The only measure of eating and weight-related concern in adolescence that predicted future dietary-focused app use among both men and women was other muscle-building behaviors. A relationship between muscle-building behaviors and dietary restraint has been demonstrated previously [39]; therefore, it could be that those engaging in muscle-building behaviors choose to engage in dietary restraint, using dietary-focused WRSM apps as a tool to do so. Surprisingly, muscle-building behaviors did not predict physical activity-focused app use among men or women. The lack of association may be a result of the types of physical activity tracked using these apps (e.g., steps, calories burned), in that individuals using muscle-building behaviors are engaging in forms of physical activity that are not generally monitored via apps, such as weightlifting or resistance exercises [40]. Future work is needed to further understand how those engaging in muscle-building behaviors are using dietary-focused apps, and whether there are other forms of physical activity self-monitoring that those using muscle-building behaviors are engaging in.

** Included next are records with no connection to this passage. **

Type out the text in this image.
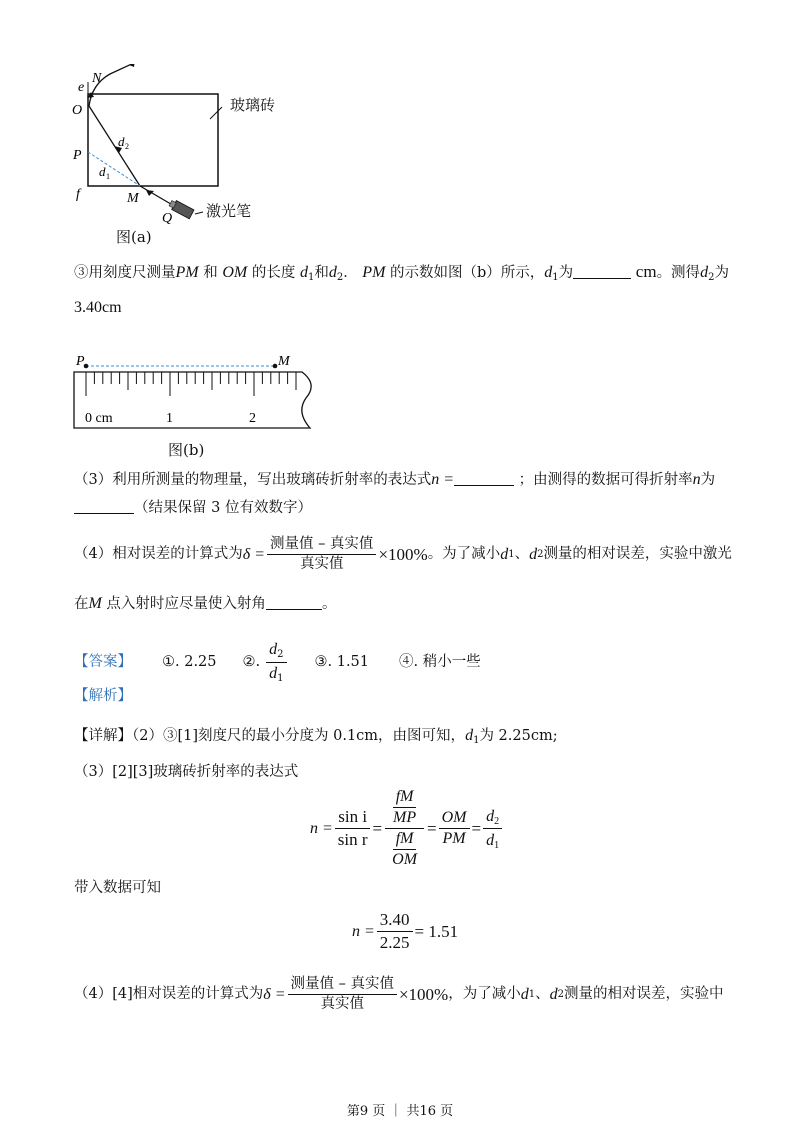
e
N
O
P
f	M
Q
d 2
d 1
玻璃砖
激光笔
图(a)
③用刻度尺测量PM 和 OM 的长度 $d_1$和$d_2$． PM 的示数如图（b）所示，$d_1$为	cm。测得$d_2$为
3.40cm
P	M
0 cm	1	2
图(b)
（3）利用所测量的物理量，写出玻璃砖折射率的表达式n =	；由测得的数据可得折射率n为
（结果保留 3 位有效数字）
（4）相对误差的计算式为 $\delta = \frac{\text{测量值 – 真实值}}{\text{真实值}} \times 100\%$ 。为了减小 d 1 、 d 2 测量的相对误差，实验中激光
在M 点入射时应尽量使入射角	。
【答案】 ①. 2.25 ②. $\frac{d_2}{d_1}$ ③. 1.51 ④. 稍小一些
【解析】
【详解】（2）③[1]刻度尺的最小分度为 0.1cm，由图可知，$d_1$为 2.25cm;
（3）[2][3]玻璃砖折射率的表达式
$n = \frac{\text{sin i}}{\text{sin r}} = \frac{\frac{fM}{MP}}{\frac{fM}{OM}} = \frac{OM}{PM} = \frac{d_2}{d_1}$
带入数据可知
$n = \frac{3.40}{2.25} = 1.51$
（4）[4]相对误差的计算式为 $\delta = \frac{\text{测量值 – 真实值}}{\text{真实值}} \times 100\%$ ，为了减小 d 1 、 d 2 测量的相对误差，实验中
第9 页 ｜ 共16 页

The current study has many strengths, most notably the longitudinal study design and large and socioeconomically and ethnically/racially diverse population-based sample of emerging adults. Additionally, participants self-generated responses to apps used for managing their eating, activity, and weight, allowing us to build understanding of the breadth of WRSM apps used among the population. However, we had to make some assumptions about types of use as participants reported the WRSM apps that they used and not what features of the WRSM apps that they used. Additionally, because of the lower prevalence of WRSM apps, particularly among men, we may not have been able to statistically detect all associations despite potentially meaningful effect estimates. Further, due to low numbers of gender minorities and the use of gender-stratified analyses, gender minorities were excluded from the present analyses and warrant future research. Moreover, it is possible that there may have been other unmeasured factors that influenced WRSM app use over time such as nutritional knowledge or being introduced to WRSM for health reasons. Future research should examine smaller increments of time and explore unmeasured potential reasons for WRSM app use.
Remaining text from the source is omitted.